Housing for who? Status quo developers and their rich friends? A few blocks from City Hall? How strategic. Just like the bunch next door that forced non-profits and small business out while they moved their hot-shot construction buddies in. "Lovely"? Boxes and cubes crammed and stacked on top of each other. Meh, with a capital M. That building has "The Man" and faceless corporate interest written all over it. Let me just say one thing, working downtown and earning the national median annual income, I have hopes and dreams, too. I'd like to plant my little garden. What about a tiny house project in Palo Alto? Finally, what kind of community are we building when those that actually create something of social value cannot even afford to live here. Not one that I care to live in. Other than the net zero features, this project is not "headed in the right direction".


7 people like this
Posted by Jane
a resident of Evergreen Park
on Jul 17, 2015 at 11:34 am

@ Palo Alto Native

"I thought the City Council promised to curb growth!"

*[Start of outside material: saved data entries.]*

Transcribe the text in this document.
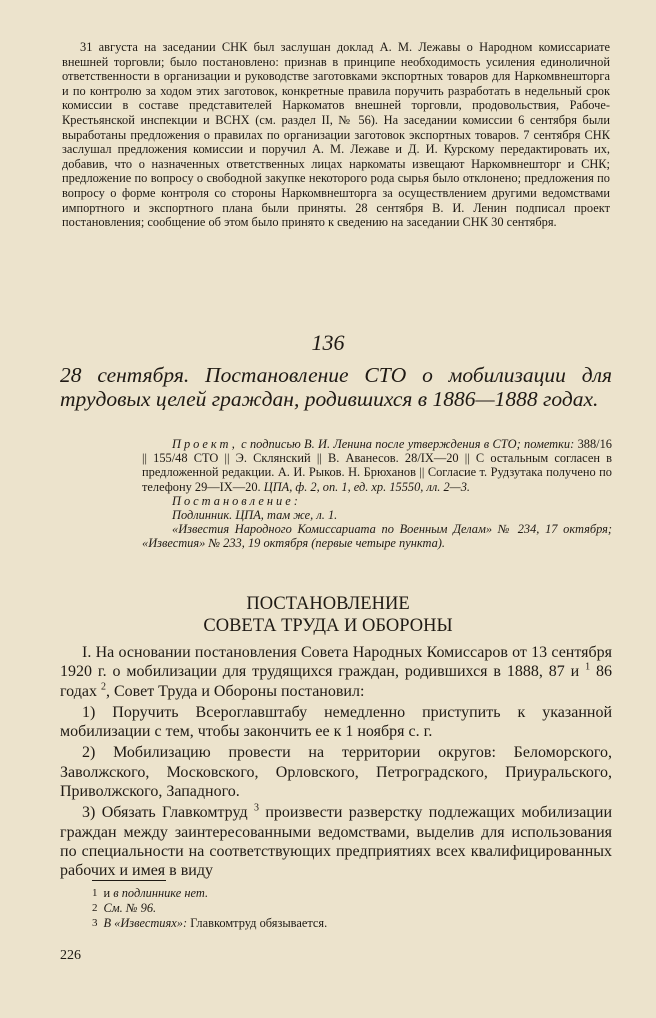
31 августа на заседании СНК был заслушан доклад А. М. Лежавы о Народном комиссариате внешней торговли; было постановлено: признав в принципе необходимость усиления единоличной ответственности в организации и руководстве заготовками экспортных товаров для Наркомвнешторга и по контролю за ходом этих заготовок, конкретные правила поручить разработать в недельный срок комиссии в составе представителей Наркоматов внешней торговли, продовольствия, Рабоче-Крестьянской инспекции и ВСНХ (см. раздел II, № 56). На заседании комиссии 6 сентября были выработаны предложения о правилах по организации заготовок экспортных товаров. 7 сентября СНК заслушал предложения комиссии и поручил А. М. Лежаве и Д. И. Курскому передактировать их, добавив, что о назначенных ответственных лицах наркоматы извещают Наркомвнешторг и СНК; предложение по вопросу о свободной закупке некоторого рода сырья было отклонено; предложения по вопросу о форме контроля со стороны Наркомвнешторга за осуществлением другими ведомствами импортного и экспортного плана были приняты. 28 сентября В. И. Ленин подписал проект постановления; сообщение об этом было принято к сведению на заседании СНК 30 сентября.

136

28 сентября. Постановление СТО о мобилизации для трудовых целей граждан, родившихся в 1886—1888 годах.

Проект, с подписью В. И. Ленина после утверждения в СТО; пометки: 388/16 || 155/48 СТО || Э. Склянский || В. Аванесов. 28/IX—20 || С остальным согласен в предложенной редакции. А. И. Рыков. Н. Брюханов || Согласие т. Рудзутака получено по телефону 29—IX—20. ЦПА, ф. 2, оп. 1, ед. хр. 15550, лл. 2—3.

Постановление:

Подлинник. ЦПА, там же, л. 1.

«Известия Народного Комиссариата по Военным Делам» № 234, 17 октября; «Известия» № 233, 19 октября (первые четыре пункта).

ПОСТАНОВЛЕНИЕ
СОВЕТА ТРУДА И ОБОРОНЫ

I. На основании постановления Совета Народных Комиссаров от 13 сентября 1920 г. о мобилизации для трудящихся граждан, родившихся в 1888, 87 и $^1$ 86 годах $^2$, Совет Труда и Обороны постановил:

1) Поручить Всероглавштабу немедленно приступить к указанной мобилизации с тем, чтобы закончить ее к 1 ноября с. г.

2) Мобилизацию провести на территории округов: Беломорского, Заволжского, Московского, Орловского, Петроградского, Приуральского, Приволжского, Западного.

3) Обязать Главкомтруд $^3$ произвести разверстку подлежащих мобилизации граждан между заинтересованными ведомствами, выделив для использования по специальности на соответствующих предприятиях всех квалифицированных рабочих и имея в виду

$^1$ и в подлиннике нет.
$^2$ См. № 96.
$^3$ В «Известиях»: Главкомтруд обязывается.
226
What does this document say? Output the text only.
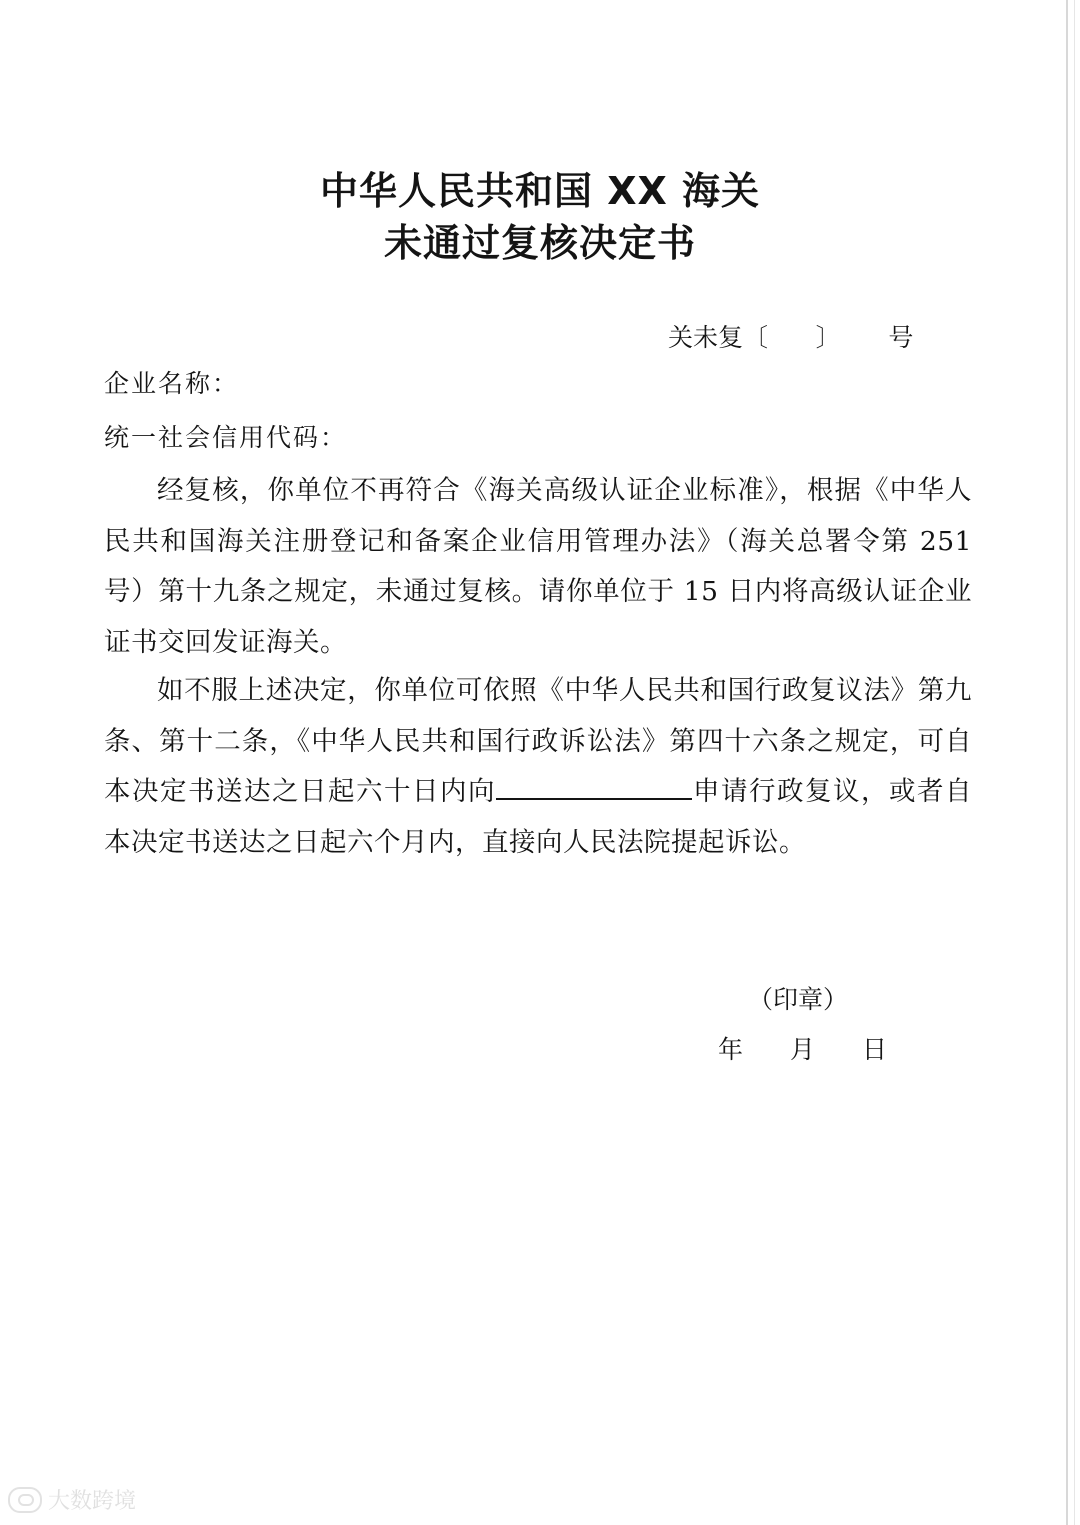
中华人民共和国 XX 海关
未通过复核决定书
关未复〔      〕      号
企业名称：
统一社会信用代码：

经复核，你单位不再符合《海关高级认证企业标准》，根据《中华人民共和国海关注册登记和备案企业信用管理办法》（海关总署令第 251 号）第十九条之规定，未通过复核。请你单位于 15 日内将高级认证企业证书交回发证海关。

如不服上述决定，你单位可依照《中华人民共和国行政复议法》第九条、第十二条，《中华人民共和国行政诉讼法》第四十六条之规定，可自本决定书送达之日起六十日内向	申请行政复议，或者自本决定书送达之日起六个月内，直接向人民法院提起诉讼。

（印章）
年 月 日
大数跨境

If you look at the council member's votes you will see which recently elected or reelected candidates live up to their campaign pronouncements. I would say watch the council discussion prior to the vote except that can be misleading as one of those members tends to vocally argue for public consumption one way and then tends to quietly vote the other way. Since council member Dubois has had to excuse himself from some of the critical discussions and vote this has lead to a stalemate.


4 people like this
Posted by SteveU
a resident of Barron Park
on Jul 17, 2015 at 12:41 pm

SteveU is a registered user.

CSAA would be a very nice ground floor neighbor to have.
If you (the city developers) must, build Residential units OVER low key customer-service businesses like AAA.

BTW
Where are all these people, that need housing, coming from? Have you seen all the Housing units being built in Mountain View? Hundreds of apartments under construction just along major roads.


3 people like this
Posted by Robert
a resident of another community
on Jul 17, 2015 at 1:54 pm

"Where are all these people, that need housing, coming from?"

Hmmm, I've heard a rumor that there may be a company or two around there that are hiring...


2 people like this
Posted by Susan
a resident of Midtown
on Jul 22, 2015 at 8:05 pm

If 90% (just a guess) of the new construction is mid-century modern, how will Palo Alto maintain its charm?? Are there any upcoming Spanish, Mission, Victorian (or other non-modern) projects coming up? If not, why not?


Like this comment
Posted by Crescent Park Dad
a resident of Crescent Park
on Jul 23, 2015 at 7:39 pm

Crescent Park Dad is a registered user.

Because the ARB shoots those designs down. Case in point would be the project that will go up on the corner of University and Cowper. The original design reflected the architecture found at Stanford. ARB told them to go more modern or go home.


Sorry, but further commenting on this topic has been closed.